I'm also conscious that there'll probably be more high-end laptops with HDR or even OLED screens like the Alienware 13 before long, so maybe I'm buying at the wrong time. But hell, the march of screen tech never stops - every time is a bad time to buy.
The final noxious strawberry creme in this particular tub of Quality Street is, of course, the price. The 15in Surface Book 2 is offensively expensive at £2349 for its starting 256GB capacity, the £2750 512GB spec is a sick joke and whoever decided that £3150 is a reasonable price for the 1TB model needs to be fired into the sun. SSD capacities are the only distinctions between those models - you get the same Core i7-8650U CPU, 16GB of DDR4 RAM and 6GB GTX 1060 in all of 'em.
Again, the lack of Thunderbolt 3 bites there, as you can't hook up a super-fast external drive, though standard USB 3.0 speeds are adequate for most things. However, I was able to near-double my 256GB model's capacity with a 200GB microSD card and a third-party adaptor which makes this sit flush to the edge of the laptop. Those cost £70 in total, which is a lot less than the £400 extra required for the 512GB model, though the SD card runs a lot slower - fine for general storage and smaller games, though.
If you're in the UK and know anyone in higher education, you can bag 10% off from the Microsoft store just by clicking a button to say it's for a student, which saved me £300. Between that, selling my old laptop and tech being tax-deductible for me, I'll end up with the Surface Book 2 effectively costing less than half price - there's no way I'd even have considered it otherwise.

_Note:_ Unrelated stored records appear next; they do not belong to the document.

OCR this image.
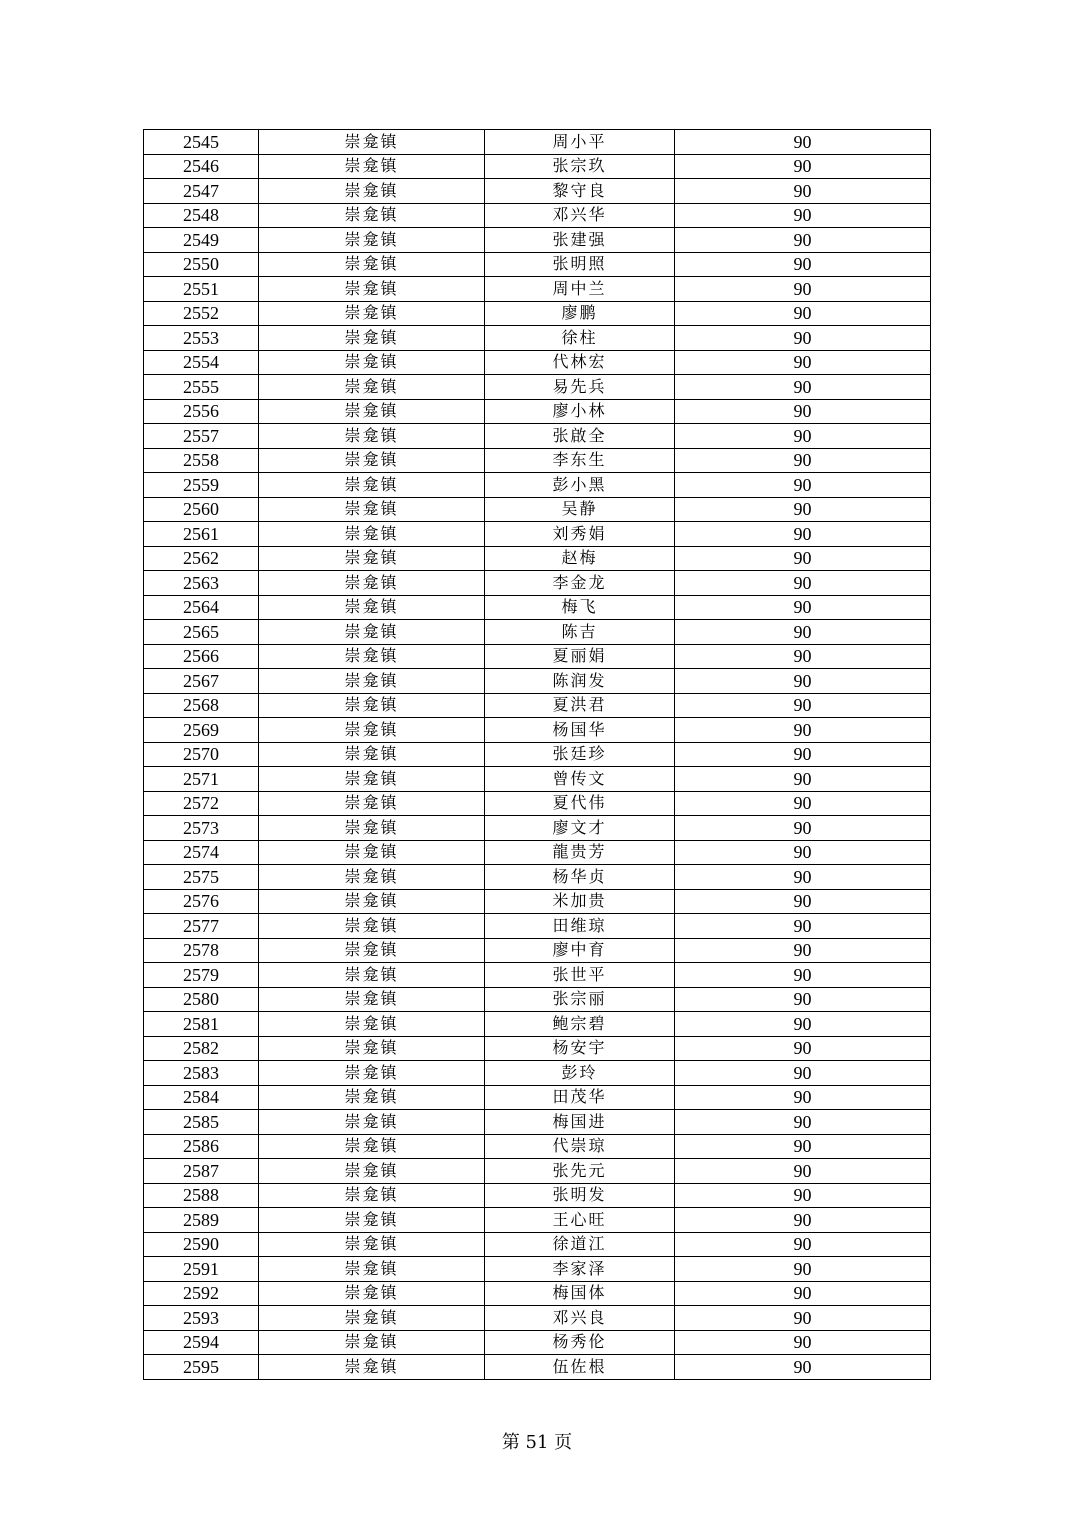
2545	崇龛镇	周小平	90
2546	崇龛镇	张宗玖	90
2547	崇龛镇	黎守良	90
2548	崇龛镇	邓兴华	90
2549	崇龛镇	张建强	90
2550	崇龛镇	张明照	90
2551	崇龛镇	周中兰	90
2552	崇龛镇	廖鹏	90
2553	崇龛镇	徐柱	90
2554	崇龛镇	代林宏	90
2555	崇龛镇	易先兵	90
2556	崇龛镇	廖小林	90
2557	崇龛镇	张啟全	90
2558	崇龛镇	李东生	90
2559	崇龛镇	彭小黑	90
2560	崇龛镇	吴静	90
2561	崇龛镇	刘秀娟	90
2562	崇龛镇	赵梅	90
2563	崇龛镇	李金龙	90
2564	崇龛镇	梅飞	90
2565	崇龛镇	陈吉	90
2566	崇龛镇	夏丽娟	90
2567	崇龛镇	陈润发	90
2568	崇龛镇	夏洪君	90
2569	崇龛镇	杨国华	90
2570	崇龛镇	张廷珍	90
2571	崇龛镇	曾传文	90
2572	崇龛镇	夏代伟	90
2573	崇龛镇	廖文才	90
2574	崇龛镇	龍贵芳	90
2575	崇龛镇	杨华贞	90
2576	崇龛镇	米加贵	90
2577	崇龛镇	田维琼	90
2578	崇龛镇	廖中育	90
2579	崇龛镇	张世平	90
2580	崇龛镇	张宗丽	90
2581	崇龛镇	鲍宗碧	90
2582	崇龛镇	杨安宇	90
2583	崇龛镇	彭玲	90
2584	崇龛镇	田茂华	90
2585	崇龛镇	梅国进	90
2586	崇龛镇	代崇琼	90
2587	崇龛镇	张先元	90
2588	崇龛镇	张明发	90
2589	崇龛镇	王心旺	90
2590	崇龛镇	徐道江	90
2591	崇龛镇	李家泽	90
2592	崇龛镇	梅国体	90
2593	崇龛镇	邓兴良	90
2594	崇龛镇	杨秀伦	90
2595	崇龛镇	伍佐根	90
第 51 页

Same goes for the two-year warranty - the price and the inability to open it up and replace wheezing parts myself mean I couldn't have settled for just one.

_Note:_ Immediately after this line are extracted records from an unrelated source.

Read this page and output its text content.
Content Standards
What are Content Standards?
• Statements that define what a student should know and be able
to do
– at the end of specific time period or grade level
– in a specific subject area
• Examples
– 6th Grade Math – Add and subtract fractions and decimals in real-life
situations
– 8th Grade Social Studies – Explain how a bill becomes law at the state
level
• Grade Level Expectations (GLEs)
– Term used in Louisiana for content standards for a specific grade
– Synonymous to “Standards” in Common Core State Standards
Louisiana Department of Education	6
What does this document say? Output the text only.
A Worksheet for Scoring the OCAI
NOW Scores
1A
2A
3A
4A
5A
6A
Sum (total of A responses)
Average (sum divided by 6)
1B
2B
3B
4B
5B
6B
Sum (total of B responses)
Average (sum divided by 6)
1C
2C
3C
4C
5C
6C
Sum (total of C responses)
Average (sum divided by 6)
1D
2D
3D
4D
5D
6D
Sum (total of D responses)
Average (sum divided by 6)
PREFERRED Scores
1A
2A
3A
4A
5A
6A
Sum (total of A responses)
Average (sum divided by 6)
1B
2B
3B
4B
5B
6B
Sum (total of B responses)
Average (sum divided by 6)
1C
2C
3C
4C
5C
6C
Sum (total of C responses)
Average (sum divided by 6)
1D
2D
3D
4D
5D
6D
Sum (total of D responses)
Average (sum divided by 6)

Clearly, as well as straight-up profit, Microsoft want to come across as premium as top-end Macbook Pros. This is a dramatically better-specced and more versatile device than anything Apple have to offer at present, but 'Microsoft' and 'Windows' imply something very different to many people than 'Apple' and 'Mac' do. Those stereotypes and loyalties have to be defeated before, rather than after, sky-high prices are matched.
This is a helluva machine, for both work and gaming, and I'm very glad to own one. However, I won't feel so glad if and when Microsoft knock £500 off the price to make it more appealing to the Macbook-tempted, and to compensate for the absent Thunderbolt and power drain issue.